Maireana pentagona, commonly known as hairy bluebush or slender fissure-weed, is a species of flowering plant in the family Amaranthaceae, and is endemic to Australia. It is a prostrate to low-lying perennial with woolly branches, densely hairy linear leaves, flowers arranged singly and a woolly fruiting perianth, the upper surface with a thick, hard ridge.

==Description==
Maireana pentagona is prostrate to low-lying or ascending perennial shrub that typically grows to a height of about 10 cm, its branches covered with woolly hairs. Its leaves are linear, mostly 7–12 mm long and densely covered with shaggy hairs but often becoming glabrous with age. The flowers are densely hairy and arranged singly, sometimes in leafy spikes or scattered along branches. The fruiting perianth is covered with shaggy hairs, pentagonal in outline, 2.5–4 mm in diameter, the lower surface convex with a narrow wing, and the upper surface with a thick, hard ridge.

==Taxonomy==
This species was first formally described in 1926 by Robert Henry Anderson, who gave it the name Kochia pentagona in Proceedings of the Linnean Society of New South Wales from specimens collected by Albert Morris near Trangie in 1924. In 1975, Paul G. Wilson transferred the species to Maireana as M. pentagona in the journal Nuytsia.
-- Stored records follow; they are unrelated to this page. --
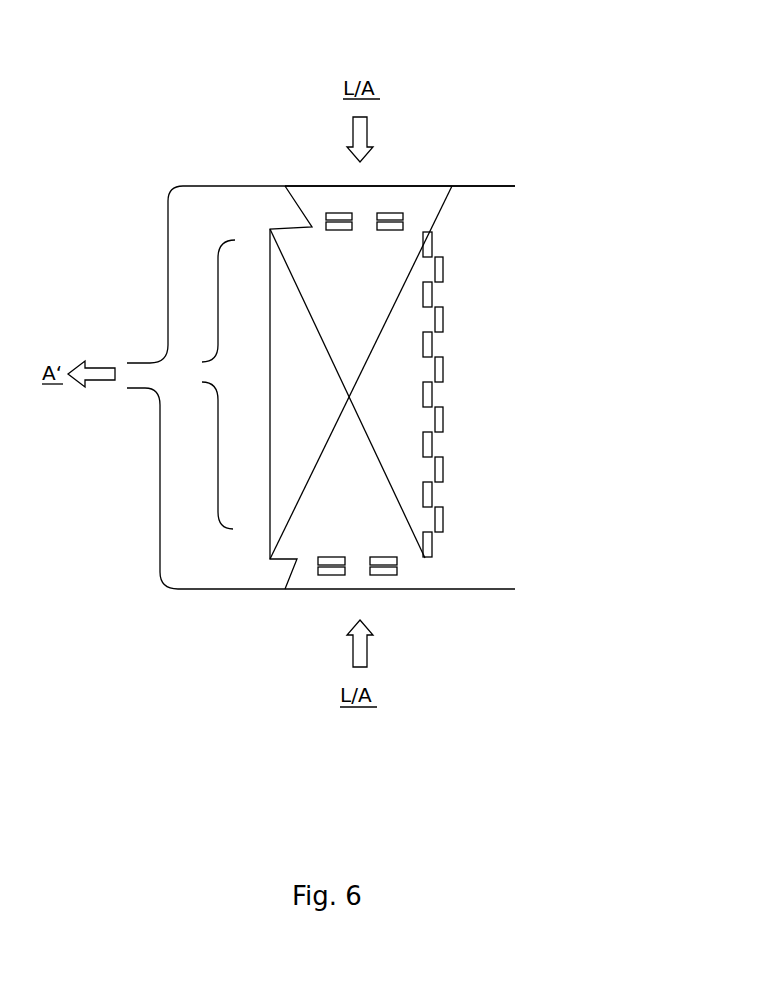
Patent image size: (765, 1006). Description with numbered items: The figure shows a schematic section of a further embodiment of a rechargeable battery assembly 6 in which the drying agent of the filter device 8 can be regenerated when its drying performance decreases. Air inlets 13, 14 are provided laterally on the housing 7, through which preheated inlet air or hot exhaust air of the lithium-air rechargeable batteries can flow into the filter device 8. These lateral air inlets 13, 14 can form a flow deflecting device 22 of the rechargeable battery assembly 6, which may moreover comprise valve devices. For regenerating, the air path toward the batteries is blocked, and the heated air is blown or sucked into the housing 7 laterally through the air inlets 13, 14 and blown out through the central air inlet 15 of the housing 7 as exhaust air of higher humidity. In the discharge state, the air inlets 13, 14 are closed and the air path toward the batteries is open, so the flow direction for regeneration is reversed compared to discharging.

The rechargeable battery assembly 6 is at (126, 134).
The housing 7 is at (179, 590).
The filter device 8 is at (402, 490).
The air inlet 13 is at (328, 205).
The air inlet 14 is at (316, 578).
The central air inlet 15 is at (145, 388).
The flow deflecting device 22 is at (409, 194).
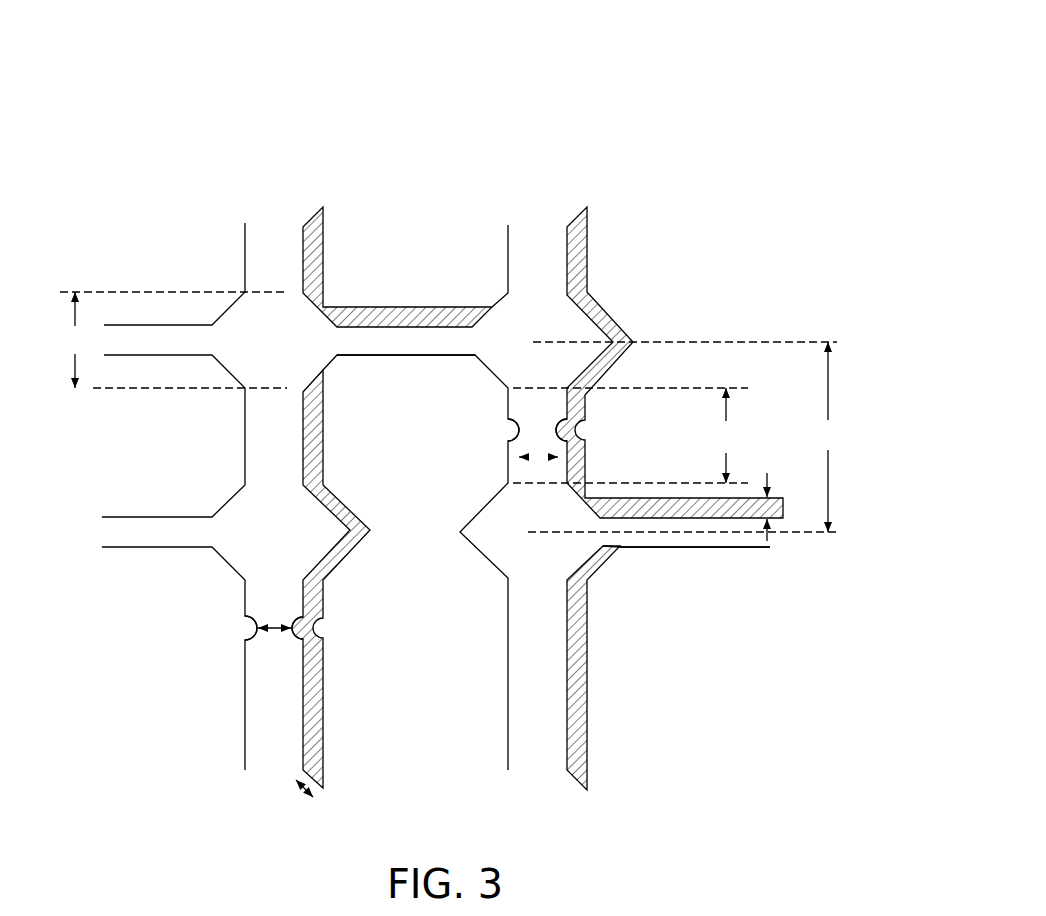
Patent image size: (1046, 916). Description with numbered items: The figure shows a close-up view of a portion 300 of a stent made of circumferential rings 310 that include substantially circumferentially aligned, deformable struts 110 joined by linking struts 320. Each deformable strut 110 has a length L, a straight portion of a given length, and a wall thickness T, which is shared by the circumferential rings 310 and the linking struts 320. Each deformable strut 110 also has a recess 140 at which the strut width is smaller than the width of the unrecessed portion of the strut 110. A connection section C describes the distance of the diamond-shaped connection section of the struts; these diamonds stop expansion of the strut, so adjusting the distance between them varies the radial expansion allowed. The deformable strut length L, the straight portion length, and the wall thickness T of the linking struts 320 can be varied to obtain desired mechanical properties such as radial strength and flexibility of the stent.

The portion of the stent 300 is at (607, 78).
The deformable strut 110 is at (257, 708).
The recess 140 is at (601, 432).
The circumferential ring 310 is at (245, 197).
The linking strut 320 is at (410, 347).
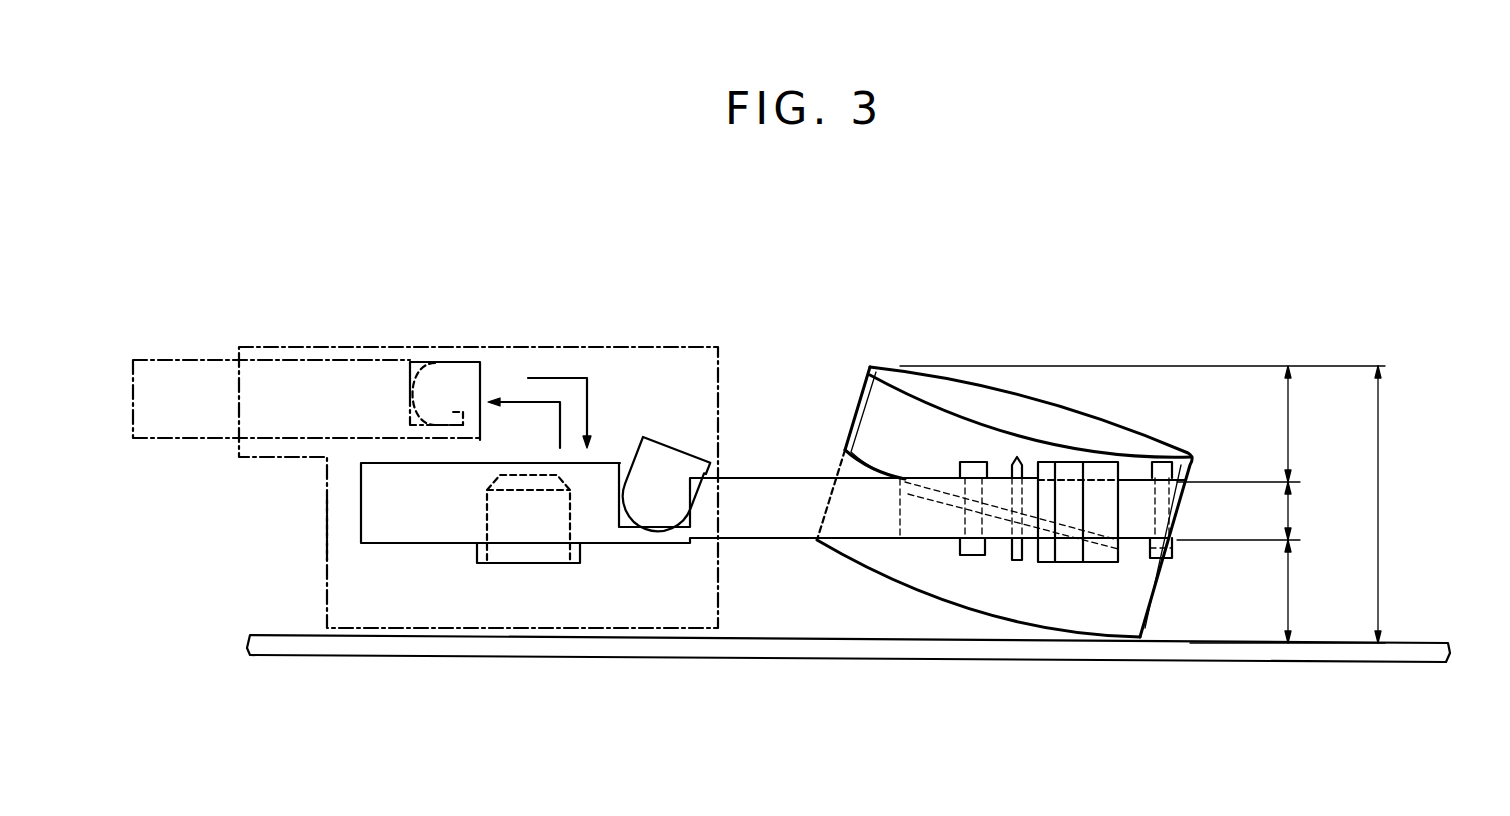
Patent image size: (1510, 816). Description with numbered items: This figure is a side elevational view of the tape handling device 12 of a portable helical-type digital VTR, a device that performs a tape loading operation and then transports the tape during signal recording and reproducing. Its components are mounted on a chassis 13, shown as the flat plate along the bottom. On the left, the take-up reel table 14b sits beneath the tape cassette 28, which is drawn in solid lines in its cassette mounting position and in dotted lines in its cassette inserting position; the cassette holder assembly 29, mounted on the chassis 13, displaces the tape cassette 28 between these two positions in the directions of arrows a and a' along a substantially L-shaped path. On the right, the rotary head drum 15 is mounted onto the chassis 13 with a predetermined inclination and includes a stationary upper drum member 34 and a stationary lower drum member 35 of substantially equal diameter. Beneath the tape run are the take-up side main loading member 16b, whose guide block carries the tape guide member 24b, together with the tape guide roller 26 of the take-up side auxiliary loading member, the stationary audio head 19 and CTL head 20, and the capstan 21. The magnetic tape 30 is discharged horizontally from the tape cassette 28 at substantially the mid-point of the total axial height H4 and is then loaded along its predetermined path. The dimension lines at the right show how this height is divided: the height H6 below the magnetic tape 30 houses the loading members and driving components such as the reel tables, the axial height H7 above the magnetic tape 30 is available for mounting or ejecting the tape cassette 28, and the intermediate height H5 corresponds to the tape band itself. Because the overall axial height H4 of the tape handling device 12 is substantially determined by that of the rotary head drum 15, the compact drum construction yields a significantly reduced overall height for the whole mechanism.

The specific epithet (pentagona) means 'five-angled', referring to the fruiting perianth.

==Distribution and habitat==
Maireana pentagona usually grows in heavy soil and is found on the western slopes and plains of New South Wales, north-western Victoria, south-eastern South Australia, often in large numbers on the Murray River floodplain, and less commonly in Queensland and north of Carnarvon in Western Australia.